Tijdschrift
In Maatstaf publiceerde Benno Barnard een aantal malen zijn ‘Brusselse bijdragen’. Korte verhalen waren dat, die een mengeling leken te zijn van ervaringen en verzinsels. De dagboekachtige vorm ervan verhoogde de authenticiteit. In het Nieuw Wereldtijdschrift (1985/6) staat een volgens dezelfde formule opgebouwd reisverhaal van Barnard. ‘Tropisch België’ heet het met literaire middelen gestructureerde verslag van Barnards bezoek aan Jamaica. Om een roman van Herman Portocarero te redigeren was Barnard enkele weken te gast bij deze schrijver. ‘Ik weet niets van Jamaica,’ schrijft hij tamelijk aan het begin van zijn verhaal. Zijn voorstelling van de tropen is voornamelijk gebaseerd op de lectuur van Multatuli en Couperus en van de roman Rumeiland van Vestdijk. Het wordt hem al gauw duidelijk dat hoe zwarter de mensen zijn, des te minder status ze hebben.
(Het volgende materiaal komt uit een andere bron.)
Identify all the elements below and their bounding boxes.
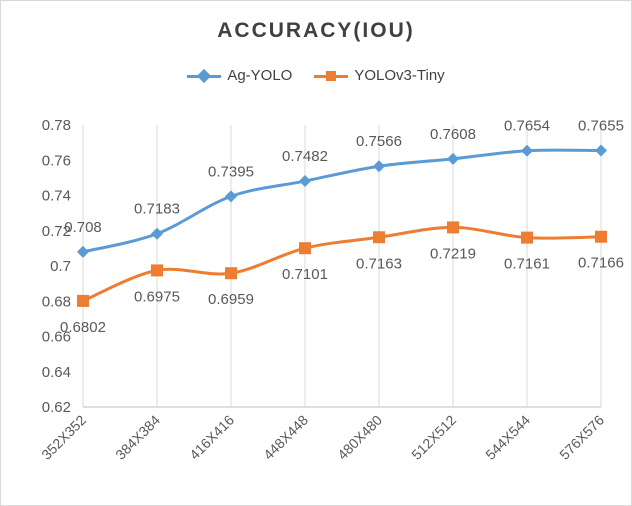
data-point-yolov3-tiny xyxy=(447,221,459,234)
y-tick-label: 0.62 xyxy=(42,399,71,416)
data-point-yolov3-tiny xyxy=(225,267,237,280)
data-point-ag-yolo xyxy=(521,144,533,157)
y-tick-label: 0.74 xyxy=(42,188,71,205)
y-tick-label: 0.66 xyxy=(42,329,71,346)
data-label-ag-yolo: 0.7183 xyxy=(134,201,180,218)
data-point-yolov3-tiny xyxy=(373,231,385,244)
data-label-yolov3-tiny: 0.7101 xyxy=(282,266,328,283)
data-point-yolov3-tiny xyxy=(77,294,89,307)
x-tick-label: 448X448 xyxy=(260,412,311,463)
y-tick-label: 0.68 xyxy=(42,293,71,310)
series-line-yolov3-tiny xyxy=(81,225,603,303)
data-label-yolov3-tiny: 0.7166 xyxy=(578,255,624,272)
x-tick-label: 576X576 xyxy=(556,412,607,463)
data-label-yolov3-tiny: 0.7219 xyxy=(430,245,476,262)
legend-swatch-ag-yolo xyxy=(187,68,222,84)
chart-title: ACCURACY(IOU) xyxy=(217,19,415,42)
x-tick-label: 512X512 xyxy=(408,412,459,463)
x-tick-label: 480X480 xyxy=(334,412,385,463)
legend-item-ag-yolo: Ag-YOLO xyxy=(187,67,292,84)
data-label-ag-yolo: 0.708 xyxy=(64,219,102,236)
x-tick-label: 416X416 xyxy=(186,412,237,463)
x-tick-label: 384X384 xyxy=(112,412,163,463)
legend-swatch-yolov3-tiny xyxy=(314,68,349,84)
data-point-ag-yolo xyxy=(373,160,385,173)
y-tick-label: 0.64 xyxy=(42,364,71,381)
data-point-yolov3-tiny xyxy=(521,231,533,244)
data-label-ag-yolo: 0.7654 xyxy=(504,118,550,135)
data-point-ag-yolo xyxy=(225,190,237,203)
data-label-ag-yolo: 0.7395 xyxy=(208,163,254,180)
data-point-yolov3-tiny xyxy=(299,242,311,255)
data-point-ag-yolo xyxy=(77,245,89,258)
data-label-yolov3-tiny: 0.6802 xyxy=(60,319,106,336)
data-point-yolov3-tiny xyxy=(595,230,607,243)
legend-label-ag-yolo: Ag-YOLO xyxy=(227,67,293,84)
y-tick-label: 0.76 xyxy=(42,152,71,169)
legend-label-yolov3-tiny: YOLOv3-Tiny xyxy=(354,67,445,84)
data-label-yolov3-tiny: 0.7161 xyxy=(504,256,550,273)
data-label-yolov3-tiny: 0.6975 xyxy=(134,288,180,305)
data-point-ag-yolo xyxy=(447,152,459,165)
data-point-ag-yolo xyxy=(299,175,311,188)
x-tick-label: 544X544 xyxy=(482,412,533,463)
data-point-yolov3-tiny xyxy=(151,264,163,277)
data-label-ag-yolo: 0.7566 xyxy=(356,133,402,150)
data-label-yolov3-tiny: 0.7163 xyxy=(356,255,402,272)
legend-item-yolov3-tiny: YOLOv3-Tiny xyxy=(314,67,445,84)
x-tick-label: 352X352 xyxy=(38,412,89,463)
y-tick-label: 0.78 xyxy=(42,117,71,134)
legend: Ag-YOLO YOLOv3-Tiny xyxy=(1,67,631,84)
data-label-ag-yolo: 0.7655 xyxy=(578,118,624,135)
y-tick-label: 0.72 xyxy=(42,223,71,240)
data-point-ag-yolo xyxy=(595,144,607,157)
data-label-ag-yolo: 0.7608 xyxy=(430,126,476,143)
data-label-yolov3-tiny: 0.6959 xyxy=(208,291,254,308)
data-label-ag-yolo: 0.7482 xyxy=(282,148,328,165)
series-line-ag-yolo xyxy=(81,148,603,254)
data-point-ag-yolo xyxy=(151,227,163,240)
y-tick-label: 0.7 xyxy=(50,258,71,275)
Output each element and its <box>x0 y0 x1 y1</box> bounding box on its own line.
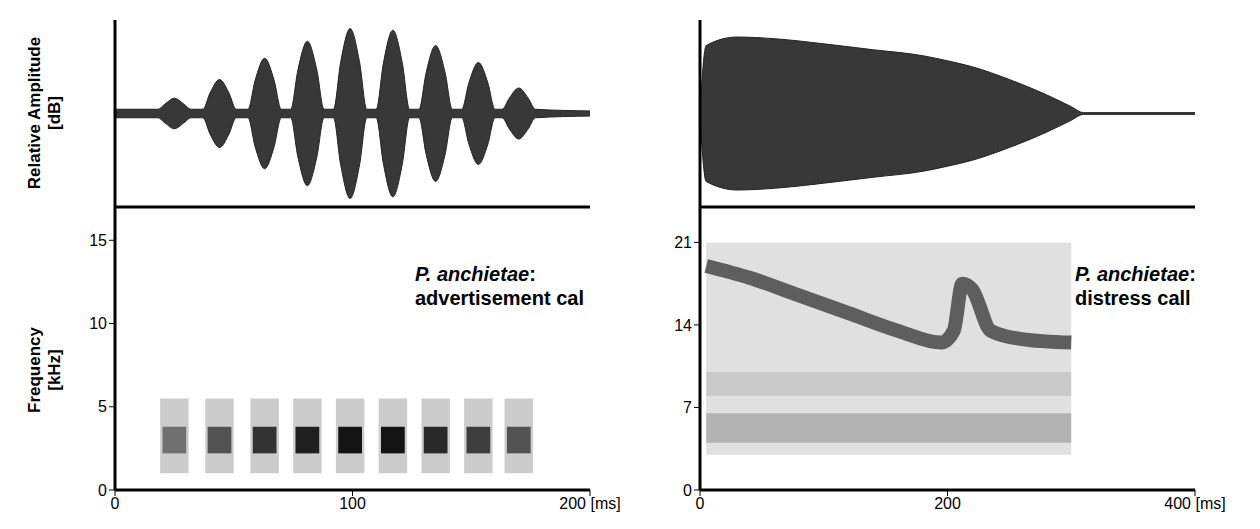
svg-text:200 [ms]: 200 [ms] <box>559 495 620 512</box>
html-text:distress call: distress call <box>1075 287 1191 309</box>
svg-text:0: 0 <box>98 482 107 499</box>
svg-text:14: 14 <box>674 317 692 334</box>
svg-text:0: 0 <box>683 482 692 499</box>
svg-text:5: 5 <box>98 398 107 415</box>
svg-text:0: 0 <box>111 495 120 512</box>
html-text:P. anchietae:: P. anchietae: <box>415 263 536 285</box>
html-text:advertisement cal: advertisement cal <box>415 287 584 309</box>
svg-text:200: 200 <box>934 495 961 512</box>
svg-text:10: 10 <box>89 315 107 332</box>
html-text:P. anchietae:: P. anchietae: <box>1075 263 1196 285</box>
svg-text:21: 21 <box>674 234 692 251</box>
svg-text:100: 100 <box>339 495 366 512</box>
svg-text:0: 0 <box>696 495 705 512</box>
svg-text:15: 15 <box>89 232 107 249</box>
html-text:Relative Amplitude [dB]: Relative Amplitude [dB] <box>25 36 64 190</box>
svg-text:7: 7 <box>683 399 692 416</box>
html-text:Frequency [kHz]: Frequency [kHz] <box>25 327 64 413</box>
svg-text:400 [ms]: 400 [ms] <box>1164 495 1225 512</box>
Schijnbaar moeiteloos schikt hij zich in de koloniale rol die bij zijn bleke huid past. Zoals in België de hele Europese geschiedenis is gecomprimeerd, zo is Jamaica exemplarisch voor de koloniale geschiedenis, zegt Barnard ter verklaring van de titel die hij aan dit knappe verhaal gaf. Het feit dat hij zich veel situaties niet fotografisch herinnen, maar zich vooral de sfeer, de geuren en de kleuren in herinnering weet te brengen maakt zijn reisverslag tegelijkertijd aardiger en geloofwaardiger. Over het belang van fictie staat elders in het Nieuw Wereldtijdschrift een pleidooi van John Updike, overgenomen uit het tijdschrift Esquire. ‘De meeste mensen in de V.S. kunnen zonder het lezen van fictie,’ begint Updike mismoedig. Terwijl hij juist verhalen en romans het subtielste instrument vindt vormen voor zelfonderzoek en zelfportrettering. Vergeleken bij de verbeeldingskracht van het proza, zegt hij, ‘is sociologie frikkerig, geschiedenis
problematisch en film tweedimensionaal’. Een overtuigend betoog over de zin en het nut van het verhalen schrijven, want ‘waar kan het individualisme beter worden uitgedaagd, geprezen en genoten dan in de fraai gevormde leugens van de fictie’, eindigt Updike. Verder in het Nieuw Wereldtijdschrift een subtiel verhaal over het sterven van een hond, dat wat emotie betreft sterk doet denken aan het hoofdstuk uit The Unbearable Lightness of Being van Kundera waar Karenin doodgaat. En een buitengewoon vervelende opsomming van zelfmoordclubs en zelfmoordspelen uit de realiteit en uit romans van, natuurlijk, Jeroen Brouwers. Het verbaast me dat hij zich nog niet in de euthanasiediscussie heeft gestort nu die toch door toedoen van Andreas Burnier weer hevig is opgelaaid. Het hele nummer is fraai geïllustreerd door Topor.